Questi i fatti: Littin è particolarmente “accurato” e preciso nel raccontare la vita del “campo” fra minacce e violenze (lo sbarco nell’isola, con i prigionieri incappucciati e barbaramente malmenati è uno dei momenti più drammaticamente efficaci) e nel dettagliare i tesi rapporti con il comandante della base militare e i graduati, ma questi se sono aspetti “necessari” anche per storicizzare le cose, a mio avviso sembrano non essere invece prioritari nel disegno generale del regista, che giustamente sceglie invece di privilegiare, al fine di essere più incisivo e diretto,  la rappresentazione della vita quotidiana, soffermandosi a sottolineare, spesso con interessanti  intuizioni stilistiche, i rapporti tra oppressi e oppressori, senza dimenticare di evidenziare i casi di sotterranea, empatica solidarietà che si verificarono in alcune circostanze. La cosa però che riesce a mettere a fuoco in maniera esemplare, è lo smarrimento generalizzato di un popolo “traumaticamente” ferito. dove tutti - anche i soldati chiamati a infierire -  pagano in qualche maniera le conseguenze in termini di sofferenze o di disagio.

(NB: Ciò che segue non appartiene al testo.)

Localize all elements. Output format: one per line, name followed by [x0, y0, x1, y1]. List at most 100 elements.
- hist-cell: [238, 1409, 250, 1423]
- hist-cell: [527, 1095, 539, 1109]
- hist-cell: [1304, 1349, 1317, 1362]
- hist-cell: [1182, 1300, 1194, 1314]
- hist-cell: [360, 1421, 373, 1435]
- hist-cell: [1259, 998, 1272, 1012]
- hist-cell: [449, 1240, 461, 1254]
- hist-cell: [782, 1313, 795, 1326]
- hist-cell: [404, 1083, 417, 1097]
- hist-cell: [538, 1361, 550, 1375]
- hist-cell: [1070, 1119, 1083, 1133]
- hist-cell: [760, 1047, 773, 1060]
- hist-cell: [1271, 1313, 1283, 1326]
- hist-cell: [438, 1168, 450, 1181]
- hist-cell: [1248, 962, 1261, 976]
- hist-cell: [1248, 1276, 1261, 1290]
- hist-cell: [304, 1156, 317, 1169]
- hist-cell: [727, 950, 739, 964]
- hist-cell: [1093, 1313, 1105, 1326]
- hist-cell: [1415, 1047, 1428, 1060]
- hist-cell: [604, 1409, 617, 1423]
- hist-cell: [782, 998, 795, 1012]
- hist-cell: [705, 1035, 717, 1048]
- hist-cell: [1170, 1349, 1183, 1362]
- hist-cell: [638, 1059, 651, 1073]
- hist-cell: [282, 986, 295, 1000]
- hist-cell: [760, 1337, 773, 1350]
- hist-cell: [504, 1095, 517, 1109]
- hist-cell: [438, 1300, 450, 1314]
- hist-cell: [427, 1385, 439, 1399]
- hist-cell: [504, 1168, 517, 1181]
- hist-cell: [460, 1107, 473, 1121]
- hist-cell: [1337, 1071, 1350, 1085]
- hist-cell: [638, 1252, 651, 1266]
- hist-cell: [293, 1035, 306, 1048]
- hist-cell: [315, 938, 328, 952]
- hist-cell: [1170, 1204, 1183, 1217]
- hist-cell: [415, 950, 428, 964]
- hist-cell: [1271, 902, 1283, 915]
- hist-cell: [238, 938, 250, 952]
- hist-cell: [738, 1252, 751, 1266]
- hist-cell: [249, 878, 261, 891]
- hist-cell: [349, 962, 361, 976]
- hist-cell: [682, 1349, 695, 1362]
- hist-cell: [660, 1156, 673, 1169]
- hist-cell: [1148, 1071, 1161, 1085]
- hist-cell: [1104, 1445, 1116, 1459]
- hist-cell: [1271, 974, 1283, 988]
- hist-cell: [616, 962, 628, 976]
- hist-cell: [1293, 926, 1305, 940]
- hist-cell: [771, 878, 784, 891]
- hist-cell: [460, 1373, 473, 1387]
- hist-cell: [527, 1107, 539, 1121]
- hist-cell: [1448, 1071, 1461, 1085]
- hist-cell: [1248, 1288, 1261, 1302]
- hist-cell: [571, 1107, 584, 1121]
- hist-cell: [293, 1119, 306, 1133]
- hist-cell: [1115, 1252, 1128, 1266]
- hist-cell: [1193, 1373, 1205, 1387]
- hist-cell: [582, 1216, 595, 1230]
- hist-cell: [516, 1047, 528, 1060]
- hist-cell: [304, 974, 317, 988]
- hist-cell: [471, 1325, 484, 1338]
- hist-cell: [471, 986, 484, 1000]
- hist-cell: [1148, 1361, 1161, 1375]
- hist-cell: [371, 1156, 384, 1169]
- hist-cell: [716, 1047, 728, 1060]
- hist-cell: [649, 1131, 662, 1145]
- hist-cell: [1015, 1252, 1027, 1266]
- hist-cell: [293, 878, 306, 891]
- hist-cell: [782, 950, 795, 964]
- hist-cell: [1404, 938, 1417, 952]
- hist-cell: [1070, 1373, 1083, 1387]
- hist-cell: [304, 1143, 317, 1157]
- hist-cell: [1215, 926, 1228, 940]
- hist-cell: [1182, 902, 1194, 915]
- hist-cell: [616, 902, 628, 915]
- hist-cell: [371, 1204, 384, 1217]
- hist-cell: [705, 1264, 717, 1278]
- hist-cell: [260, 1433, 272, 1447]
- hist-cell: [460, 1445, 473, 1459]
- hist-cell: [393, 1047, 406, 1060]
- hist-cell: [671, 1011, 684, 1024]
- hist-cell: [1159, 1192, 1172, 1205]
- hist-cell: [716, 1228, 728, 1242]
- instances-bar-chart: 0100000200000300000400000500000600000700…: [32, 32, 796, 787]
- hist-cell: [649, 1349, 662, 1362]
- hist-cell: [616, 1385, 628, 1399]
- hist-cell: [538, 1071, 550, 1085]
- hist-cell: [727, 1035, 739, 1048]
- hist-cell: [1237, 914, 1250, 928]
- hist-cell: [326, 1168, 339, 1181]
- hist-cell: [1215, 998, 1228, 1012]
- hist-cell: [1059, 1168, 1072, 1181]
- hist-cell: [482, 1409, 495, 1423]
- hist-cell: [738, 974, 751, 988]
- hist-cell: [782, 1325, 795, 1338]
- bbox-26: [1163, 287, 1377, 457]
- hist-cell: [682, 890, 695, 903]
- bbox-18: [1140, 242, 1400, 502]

Littin riesce ad evitare poi  (ed è un merito non secondario) il rischio della ripetitività, non solo alternando i fatti della detenzione con  inserimenti  riferiti a ciò e era accaduto e accadeva oltre l’isola, e lo fa con un “pudore” e una “discrezionalità  esemplare, ricorrendo spesso a immagini di archivio (i momenti del golpe, le bombe contro il palazzo presidenziale della Moneda, le ferocissime, successive repressioni indiscriminate della dittatura) ma cercando anche di penetrare l’intimo delle singole esperienze,  mostrandoci le poche lettere scritte alle famiglie, i disegni, le poesie, che aiutarono a tirare avanti senza lasciarsi travolgere dalla disperazione dello sconforto, che sono poi quei momenti di “umanità” ritrovata travalicano le maglie del ferreo regolamento militare. Non ci sono scarti fra i vari piani. Le sequenze si integrano senza sbavature, richiamate alla memoria magari dalle immagini trasmesse da un apparecchio televisivo momentaneamente “concesso” perché venisse riparato, o ancora dalle frequenze “intercettate” di Radio Mosca che racconta il “fuori”.

Riproiettandosi  poi nella contemporaneità,  il regista non si limata a documentare il passato di quella ormai lontana permanenza nell’inferno dell’isola, ma “racconta” anche il dopo,  spingendosi negli anni oltre il 2000, quando, ormai trascorsi ben trent’anni, alcuni di quei sopravvissuti ritornano a Dawson per  riappropriarsi  del luogo dell’infamia dentro cui sono stati costretti loro malgrado, ad imparare l’arte di sopravvivere “nonostante tutto”, per interrogarsi  anche “criticamente”, e soprattutto  per confrontarsi dialetticamente con alcuni dei  lontani carcerieri, a loro volta di nuovo reintegrati nella gestione del potere democratico, affidando però  poi la conclusione, proprio alle ultime parole di Allende, quelle del suo discorso nel palazzo assediato dall’esercito,  pronto a  resistere (o a morire) senza piegarsi o arrendersi.

Buona la prova degli interpreti (Benjamin Vicuña, Cristian de la Fuente, Sergio Hernandez, Luis Dubò)  così come la resa fotografica dell’insieme (Fotografia di Miguel Ioann Littin)  e il supporto musicale realizzato da Jaun Cristobal Meza.